Mike is a fan on programming. He's sure that computer can do everything faster than mankind does if a kind of task is repeated certain amount of times. Now he is proving this conclusion by calculate the gcd and lcm of two positive integers a and b, where a,b>1.

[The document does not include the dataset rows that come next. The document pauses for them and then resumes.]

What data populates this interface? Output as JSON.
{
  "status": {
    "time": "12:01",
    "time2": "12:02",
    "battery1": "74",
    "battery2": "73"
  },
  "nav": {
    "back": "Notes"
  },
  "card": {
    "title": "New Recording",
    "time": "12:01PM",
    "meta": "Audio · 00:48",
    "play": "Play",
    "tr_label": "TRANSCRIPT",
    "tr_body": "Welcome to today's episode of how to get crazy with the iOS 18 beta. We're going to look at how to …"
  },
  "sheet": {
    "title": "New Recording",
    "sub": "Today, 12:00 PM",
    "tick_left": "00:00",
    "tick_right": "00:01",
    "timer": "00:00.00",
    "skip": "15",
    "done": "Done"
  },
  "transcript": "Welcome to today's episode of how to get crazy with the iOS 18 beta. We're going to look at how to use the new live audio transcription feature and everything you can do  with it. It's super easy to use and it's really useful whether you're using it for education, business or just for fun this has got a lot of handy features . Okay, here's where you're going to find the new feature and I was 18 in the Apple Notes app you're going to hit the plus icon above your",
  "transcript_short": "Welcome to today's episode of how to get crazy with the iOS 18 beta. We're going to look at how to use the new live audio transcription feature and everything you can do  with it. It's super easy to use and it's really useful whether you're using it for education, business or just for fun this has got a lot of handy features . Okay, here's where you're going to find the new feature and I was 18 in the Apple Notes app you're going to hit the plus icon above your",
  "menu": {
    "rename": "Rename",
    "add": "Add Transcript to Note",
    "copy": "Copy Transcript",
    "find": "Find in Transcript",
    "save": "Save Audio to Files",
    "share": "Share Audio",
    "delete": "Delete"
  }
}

The gcd of two positive integers a and b, where a,b>1, is the greatest common dividor of them. The lcm of two positive integers a and b, where a,b>1, is the least common multiple of them. For example, the gcd of 6 and 8 is 2 while the lcm of them is 24.

Input Specification

The input consists of multilines, each line consists of two integers a and b(0<a,b<2³¹), separated by a single space. a=b=0 marks the end of input, which you shouldn't process.

Output Specification

For each pair a and b in the input, you should output the gcd and lcm on a single line, separated by a single space too.

Sample Input

6 8
5 2
0 0

Sample Output

2 24
1 10

 

Problem Source: 1st JOJ Cup Online VContest Warmup Problem

 

 

/*
	水题
 最大公约数，最小公倍数
 非递归版 gcd
*/

#include <stdio.h>
int m,n;
int gcd(int a,int b)
{
	int tmp;
	if(a < b)
	{
		tmp = a;
		a = b;
		b = tmp;
	}

	while(a % b != 0)
	{
		tmp = b;
		b = a % b;
		a = tmp;
	}
	return b;
}
int lcm(int a,int b)
{
	return a * b / gcd(a,b);
}
 int main()
 {
	while(scanf("%d %d",&m,&n),m != 0 && n != 0)
	{
		if(m == 0 || n == 0)
			break;
		printf("%d %d\n",gcd(m,n),lcm(m,n));
	}
	return 0;
 }